Моя студенческая жизнь пронеслась незаметно. Первая сердечная царапина научила быть внимательным и осторожным. Я благополучно миновал все подводные течения студенческой жизни, уводящие от намеченной цели, а не увлеченность девушками помогла сберечь время для учебы и занятий. Нельзя сказать, что девушек у меня не было. Девушки были, места в сердце для девушек выделено было мало.
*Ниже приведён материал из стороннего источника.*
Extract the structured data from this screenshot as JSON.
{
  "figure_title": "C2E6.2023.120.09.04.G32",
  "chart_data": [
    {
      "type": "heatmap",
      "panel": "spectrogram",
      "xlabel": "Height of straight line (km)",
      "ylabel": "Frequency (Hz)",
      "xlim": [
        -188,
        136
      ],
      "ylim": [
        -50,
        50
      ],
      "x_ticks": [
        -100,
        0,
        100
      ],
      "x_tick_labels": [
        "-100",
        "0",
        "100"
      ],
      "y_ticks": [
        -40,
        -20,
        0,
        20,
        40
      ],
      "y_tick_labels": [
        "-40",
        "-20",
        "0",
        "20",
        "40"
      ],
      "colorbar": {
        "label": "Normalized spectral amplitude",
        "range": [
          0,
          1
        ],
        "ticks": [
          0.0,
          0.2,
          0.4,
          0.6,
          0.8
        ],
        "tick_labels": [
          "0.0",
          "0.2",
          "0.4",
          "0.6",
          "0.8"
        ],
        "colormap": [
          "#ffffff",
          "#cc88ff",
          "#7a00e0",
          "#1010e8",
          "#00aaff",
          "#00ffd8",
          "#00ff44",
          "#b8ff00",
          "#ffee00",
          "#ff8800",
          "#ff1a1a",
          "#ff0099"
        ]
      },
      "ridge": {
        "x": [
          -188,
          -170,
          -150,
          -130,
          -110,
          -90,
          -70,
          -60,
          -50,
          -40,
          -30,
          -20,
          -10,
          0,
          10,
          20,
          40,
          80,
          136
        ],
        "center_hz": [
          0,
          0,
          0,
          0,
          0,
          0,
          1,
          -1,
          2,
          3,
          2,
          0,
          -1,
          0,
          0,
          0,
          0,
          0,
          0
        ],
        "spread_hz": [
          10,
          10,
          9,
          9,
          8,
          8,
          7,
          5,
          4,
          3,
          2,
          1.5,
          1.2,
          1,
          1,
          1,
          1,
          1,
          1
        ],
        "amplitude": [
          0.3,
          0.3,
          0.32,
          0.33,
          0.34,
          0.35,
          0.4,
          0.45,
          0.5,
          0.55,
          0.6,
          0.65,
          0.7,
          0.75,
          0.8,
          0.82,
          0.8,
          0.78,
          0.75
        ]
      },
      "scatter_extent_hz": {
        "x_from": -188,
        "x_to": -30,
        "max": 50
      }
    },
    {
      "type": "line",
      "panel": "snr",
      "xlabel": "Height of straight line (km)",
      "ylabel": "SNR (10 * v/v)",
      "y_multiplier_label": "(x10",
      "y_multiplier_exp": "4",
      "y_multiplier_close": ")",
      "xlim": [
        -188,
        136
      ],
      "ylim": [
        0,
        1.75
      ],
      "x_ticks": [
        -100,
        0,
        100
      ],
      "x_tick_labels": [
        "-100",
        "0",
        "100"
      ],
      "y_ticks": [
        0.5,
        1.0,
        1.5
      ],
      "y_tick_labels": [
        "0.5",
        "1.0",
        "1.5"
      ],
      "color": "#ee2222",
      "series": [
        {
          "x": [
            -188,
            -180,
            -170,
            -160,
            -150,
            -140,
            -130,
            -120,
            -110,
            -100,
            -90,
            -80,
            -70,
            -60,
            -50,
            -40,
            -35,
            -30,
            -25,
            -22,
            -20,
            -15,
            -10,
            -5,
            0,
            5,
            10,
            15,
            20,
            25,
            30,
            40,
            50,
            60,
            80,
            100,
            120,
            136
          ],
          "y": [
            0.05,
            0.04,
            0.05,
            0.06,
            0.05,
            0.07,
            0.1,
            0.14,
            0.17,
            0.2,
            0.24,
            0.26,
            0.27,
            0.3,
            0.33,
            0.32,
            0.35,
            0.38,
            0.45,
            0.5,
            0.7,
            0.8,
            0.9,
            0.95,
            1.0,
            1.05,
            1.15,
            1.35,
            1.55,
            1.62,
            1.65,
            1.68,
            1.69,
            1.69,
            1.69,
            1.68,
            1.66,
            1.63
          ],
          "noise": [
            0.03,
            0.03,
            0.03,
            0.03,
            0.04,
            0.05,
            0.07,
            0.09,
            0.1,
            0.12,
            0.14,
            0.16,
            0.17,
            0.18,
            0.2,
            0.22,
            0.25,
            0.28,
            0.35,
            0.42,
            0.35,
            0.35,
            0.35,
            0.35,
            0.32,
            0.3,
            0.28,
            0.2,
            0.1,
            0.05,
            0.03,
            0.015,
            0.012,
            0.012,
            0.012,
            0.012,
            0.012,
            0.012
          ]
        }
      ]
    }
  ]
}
Когда я впервые появился на пороге своей районной больницы, меня встретил больной в полосатой пижаме, надетой наизнанку, и перекошенным лицом. Он протянул мне половинку замусоленного пряника и удивительно детским, светлым голосом сказал:
-Ты доктор? На, пожуй!-
И потекли обычные рабочие будни.
В моем кабинете весной окно стараниями обслуживающего персонала расцвечено красками: на самом видном месте пышно разрослась синяя глоксиния, с ней рядом небесно - голубая пассифлора, огромные красные листья крапивы отделяют их от начинающего завязывать плоды комнатного граната, а в уголке скромно притаилась фиалка.
Я стою у окна и смотрю в небо. Я всегда начинаю ходить или останавливаюсь и смотрю в небо, когда мне что - нибудь непонятно.
Мне непонятно, зачем судьба свела меня с моим прошлым. Прошлое, в лице Машкиного мужа, требует ежедневного моего наблюдения. И я, в который раз, начинаю анализировать наши отношения. Что я сделал не так? Что мне теперь надо понять при повторной встрече? Чему учит меня эта ситуация?
Я задаю себе вопросы и ищу ответы. Я знаю, что главное - задать правильный вопрос. Бывает, он крутится где – то рядом, но сформулировать его никак не удается. Я знаю, что когда я найду правильный вопрос - ответ найти не трудно - тогда ситуация закончится. Прошлое уйдет и впереди откроется что – то новое.